No need for flat files if you are using DBI. Read the EMPN values from
EMP@DBWAN first as it is a) slower, being on the network, and b) a shorter list,
and put these values into a Perl hash. 8 million hash values are unlikely to
take more than about 300MB of memory I would guess, which should be fine on any
recent PC. Fetching one value at a time will prevent there being two copies of
the data in memory at once (an array of retrieved values and the derived hash).
Then just read each EMPN from EMP and print it out if it isn't in the hash.
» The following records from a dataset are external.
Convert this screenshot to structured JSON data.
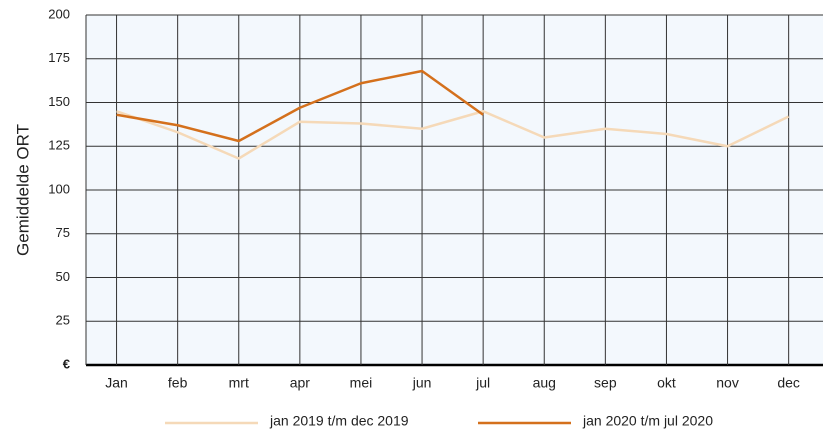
{
  "chart_data": {
    "type": "line",
    "y_label": "Gemiddelde ORT",
    "categories": [
      "Jan",
      "feb",
      "mrt",
      "apr",
      "mei",
      "jun",
      "jul",
      "aug",
      "sep",
      "okt",
      "nov",
      "dec"
    ],
    "series": [
      {
        "name": "jan 2019 t/m dec 2019",
        "color": "#f5d9b8",
        "values": [
          145,
          133,
          118,
          139,
          138,
          135,
          145,
          130,
          135,
          132,
          125,
          142
        ]
      },
      {
        "name": "jan 2020 t/m jul 2020",
        "color": "#d4701c",
        "values": [
          143,
          137,
          128,
          147,
          161,
          168,
          143,
          null,
          null,
          null,
          null,
          null
        ]
      }
    ],
    "ylim": [
      0,
      200
    ],
    "yticks": [
      {
        "value": 0,
        "label": "€"
      },
      25,
      50,
      75,
      100,
      125,
      150,
      175,
      200
    ],
    "grid": true,
    "legend": "bottom"
  }
}
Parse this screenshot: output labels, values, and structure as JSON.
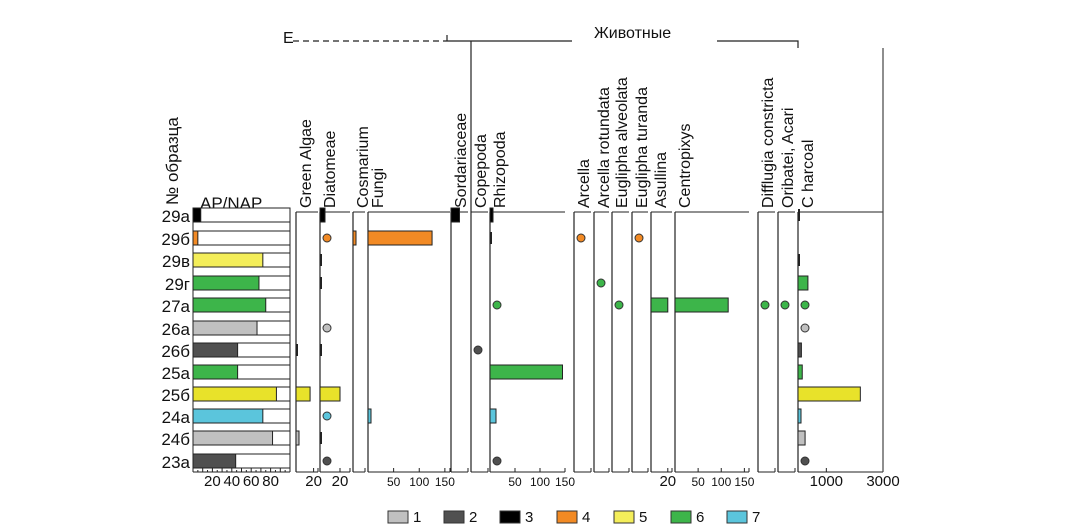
{
  "chart_data": {
    "type": "bar",
    "title": "",
    "group_headers": [
      {
        "label": "E",
        "note": "truncated header over algae/fungi columns"
      },
      {
        "label": "Животные"
      }
    ],
    "ylabel": "№ образца",
    "samples": [
      "29а",
      "29б",
      "29в",
      "29г",
      "27а",
      "26а",
      "26б",
      "25а",
      "25б",
      "24а",
      "24б",
      "23а"
    ],
    "sample_groups": [
      3,
      4,
      5,
      6,
      6,
      1,
      2,
      6,
      5,
      7,
      1,
      2
    ],
    "ap_nap": {
      "label": "AP/NAP",
      "ticks": [
        "20",
        "40",
        "60",
        "80"
      ],
      "xlim": [
        0,
        100
      ],
      "values": [
        8,
        5,
        72,
        68,
        75,
        66,
        46,
        46,
        86,
        72,
        82,
        44
      ]
    },
    "columns": [
      {
        "key": "green_algae",
        "label": "Green Algae",
        "tick_labels": [
          "20"
        ],
        "xlim": [
          0,
          25
        ],
        "values": [
          0,
          0,
          0,
          0,
          0,
          0,
          0.5,
          0,
          16,
          0,
          3,
          0
        ],
        "marks": [
          "none",
          "none",
          "none",
          "none",
          "none",
          "none",
          "line",
          "none",
          "bar",
          "none",
          "bar",
          "none"
        ]
      },
      {
        "key": "diatomeae",
        "label": "Diatomeae",
        "tick_labels": [
          "20"
        ],
        "xlim": [
          0,
          30
        ],
        "values": [
          5,
          5,
          0.5,
          0.5,
          0,
          5,
          0.5,
          0,
          20,
          5,
          0.5,
          5
        ],
        "marks": [
          "bar",
          "dot",
          "line",
          "line",
          "none",
          "dot",
          "line",
          "none",
          "bar",
          "dot",
          "line",
          "dot"
        ]
      },
      {
        "key": "cosmarium",
        "label": "Cosmarium",
        "tick_labels": [],
        "xlim": [
          0,
          10
        ],
        "values": [
          0,
          2,
          0,
          0,
          0,
          0,
          0,
          0,
          0,
          0,
          0,
          0
        ],
        "marks": [
          "none",
          "bar",
          "none",
          "none",
          "none",
          "none",
          "none",
          "none",
          "none",
          "none",
          "none",
          "none"
        ]
      },
      {
        "key": "fungi",
        "label": "Fungi",
        "tick_labels": [
          "50",
          "100",
          "150"
        ],
        "xlim": [
          0,
          160
        ],
        "values": [
          0,
          125,
          0,
          0,
          0,
          0,
          0,
          0,
          0,
          5,
          0,
          0
        ],
        "marks": [
          "none",
          "bar",
          "none",
          "none",
          "none",
          "none",
          "none",
          "none",
          "none",
          "bar",
          "none",
          "none"
        ]
      },
      {
        "key": "sordariaceae",
        "label": "Sordariaceae",
        "tick_labels": [],
        "xlim": [
          0,
          20
        ],
        "values": [
          10,
          0,
          0,
          0,
          0,
          0,
          0,
          0,
          0,
          0,
          0,
          0
        ],
        "marks": [
          "bar",
          "none",
          "none",
          "none",
          "none",
          "none",
          "none",
          "none",
          "none",
          "none",
          "none",
          "none"
        ]
      },
      {
        "key": "copepoda",
        "label": "Copepoda",
        "tick_labels": [],
        "xlim": [
          0,
          20
        ],
        "values": [
          0,
          0,
          0,
          0,
          0,
          0,
          5,
          0,
          0,
          0,
          0,
          0
        ],
        "marks": [
          "none",
          "none",
          "none",
          "none",
          "none",
          "none",
          "dot",
          "none",
          "none",
          "none",
          "none",
          "none"
        ]
      },
      {
        "key": "rhizopoda",
        "label": "Rhizopoda",
        "tick_labels": [
          "50",
          "100",
          "150"
        ],
        "xlim": [
          0,
          150
        ],
        "values": [
          3,
          2,
          0,
          0,
          10,
          0,
          0,
          145,
          0,
          12,
          0,
          10
        ],
        "marks": [
          "bar",
          "line",
          "none",
          "none",
          "dot",
          "none",
          "none",
          "bar",
          "none",
          "bar",
          "none",
          "dot"
        ]
      },
      {
        "key": "arcella",
        "label": "Arcella",
        "tick_labels": [],
        "xlim": [
          0,
          20
        ],
        "values": [
          0,
          5,
          0,
          0,
          0,
          0,
          0,
          0,
          0,
          0,
          0,
          0
        ],
        "marks": [
          "none",
          "dot",
          "none",
          "none",
          "none",
          "none",
          "none",
          "none",
          "none",
          "none",
          "none",
          "none"
        ]
      },
      {
        "key": "arcella_rotundata",
        "label": "Arcella rotundata",
        "tick_labels": [],
        "xlim": [
          0,
          20
        ],
        "values": [
          0,
          0,
          0,
          5,
          0,
          0,
          0,
          0,
          0,
          0,
          0,
          0
        ],
        "marks": [
          "none",
          "none",
          "none",
          "dot",
          "none",
          "none",
          "none",
          "none",
          "none",
          "none",
          "none",
          "none"
        ]
      },
      {
        "key": "euglipha_alveolata",
        "label": "Euglipha alveolata",
        "tick_labels": [],
        "xlim": [
          0,
          20
        ],
        "values": [
          0,
          0,
          0,
          0,
          5,
          0,
          0,
          0,
          0,
          0,
          0,
          0
        ],
        "marks": [
          "none",
          "none",
          "none",
          "none",
          "dot",
          "none",
          "none",
          "none",
          "none",
          "none",
          "none",
          "none"
        ]
      },
      {
        "key": "euglipha_turanda",
        "label": "Euglipha turanda",
        "tick_labels": [],
        "xlim": [
          0,
          20
        ],
        "values": [
          0,
          5,
          0,
          0,
          0,
          0,
          0,
          0,
          0,
          0,
          0,
          0
        ],
        "marks": [
          "none",
          "dot",
          "none",
          "none",
          "none",
          "none",
          "none",
          "none",
          "none",
          "none",
          "none",
          "none"
        ]
      },
      {
        "key": "asullina",
        "label": "Asullina",
        "tick_labels": [
          "20"
        ],
        "xlim": [
          0,
          25
        ],
        "values": [
          0,
          0,
          0,
          0,
          20,
          0,
          0,
          0,
          0,
          0,
          0,
          0
        ],
        "marks": [
          "none",
          "none",
          "none",
          "none",
          "bar",
          "none",
          "none",
          "none",
          "none",
          "none",
          "none",
          "none"
        ]
      },
      {
        "key": "centropixys",
        "label": "Centropixys",
        "tick_labels": [
          "50",
          "100",
          "150"
        ],
        "xlim": [
          0,
          160
        ],
        "values": [
          0,
          0,
          0,
          0,
          115,
          0,
          0,
          0,
          0,
          0,
          0,
          0
        ],
        "marks": [
          "none",
          "none",
          "none",
          "none",
          "bar",
          "none",
          "none",
          "none",
          "none",
          "none",
          "none",
          "none"
        ]
      },
      {
        "key": "difflugia_constricta",
        "label": "Difflugia constricta",
        "tick_labels": [],
        "xlim": [
          0,
          20
        ],
        "values": [
          0,
          0,
          0,
          0,
          5,
          0,
          0,
          0,
          0,
          0,
          0,
          0
        ],
        "marks": [
          "none",
          "none",
          "none",
          "none",
          "dot",
          "none",
          "none",
          "none",
          "none",
          "none",
          "none",
          "none"
        ]
      },
      {
        "key": "oribatei_acari",
        "label": "Oribatei, Acari",
        "tick_labels": [],
        "xlim": [
          0,
          20
        ],
        "values": [
          0,
          0,
          0,
          0,
          5,
          0,
          0,
          0,
          0,
          0,
          0,
          0
        ],
        "marks": [
          "none",
          "none",
          "none",
          "none",
          "dot",
          "none",
          "none",
          "none",
          "none",
          "none",
          "none",
          "none"
        ]
      },
      {
        "key": "charcoal",
        "label": "C harcoal",
        "tick_labels": [
          "1000",
          "3000"
        ],
        "xlim": [
          0,
          3000
        ],
        "values": [
          30,
          0,
          30,
          350,
          150,
          150,
          120,
          150,
          2200,
          60,
          250,
          200
        ],
        "marks": [
          "line",
          "none",
          "line",
          "bar",
          "dot",
          "dot",
          "bar",
          "bar",
          "bar",
          "bar",
          "bar",
          "dot"
        ]
      }
    ],
    "legend": {
      "placement": "bottom",
      "items": [
        {
          "label": "1",
          "color": "#c0c0c0"
        },
        {
          "label": "2",
          "color": "#505050"
        },
        {
          "label": "3",
          "color": "#000000"
        },
        {
          "label": "4",
          "color": "#f28a24"
        },
        {
          "label": "5",
          "color": "#f4ee5a"
        },
        {
          "label": "6",
          "color": "#3db54a"
        },
        {
          "label": "7",
          "color": "#5bc5dc"
        }
      ]
    },
    "group_colors": {
      "1": "#c0c0c0",
      "2": "#505050",
      "3": "#000000",
      "4": "#f28a24",
      "5": "#f4ee5a",
      "6": "#3db54a",
      "7": "#5bc5dc"
    },
    "bar_fill_overrides": {
      "25б": "#e8e22a"
    }
  }
}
This code fragment may help.
Cheers,
Rob
use strict;
use warnings;
use DBI;
my ($dsn, $user, $pass); # Assign these as appropriate
my $dbh = DBI->connect($dsn, $user, $pass);
my %employee;
my $sth = $dbh->prepare('SELECT EMPN FRM EMP@DBWAN');
$sth->execute;
while (my ($empno) = $sth->fetchrow_array) {
$employee{$empno}++;
}
$sth = $dbh->prepare('SELECT EMPN FRM EMP');
$sth->execute;
while (my ($empno) = $sth->fetchrow_array) {
print "$empno\n" unless $employee{$empno};
}
No.4 | | 797 bytes |
| 
Just an idea, don't know whether it's useful
If you can get both files sorted (either by adding order to your sql
query that generates the file, or the commandline 'sort') the problem
becomes much more easy.
You'd just have to traverse each file, something like this:
read word_1 from file_1
read word_2 from file_2
while not at the end of the file
if word_1 < word_2
print: word_1 is not in file_2 !
read next word_1 from file_1
elseif word_2 < word_1
print: word_2 is not in file_1 !
read next word_2 from file_2
else
read next word_1 from file_1
read next word_2 from file_2
end while
Well, the stopping criterium is not quite correct yet, but you'll get my
point.
No.5 | | 407 bytes |
| 
benbart (AT) orcon (DOT) net.nz schreef:
SELECT EMPN FRM EMP WHERE EMPN NT IN ( SELECT EMPN
FRM EMP@DBWAN )
maybe use something like
select EMPN as E1 from EMP left join EMP@DBWAN as E2 on E1.EMPN =
E2.EMPN where E2.EMPN IS NULL
(untested)
So search FILE1 for all line entries of FILE2 then output whoever
does not exist
Look into `sort` and `diff` and `uniq -u`.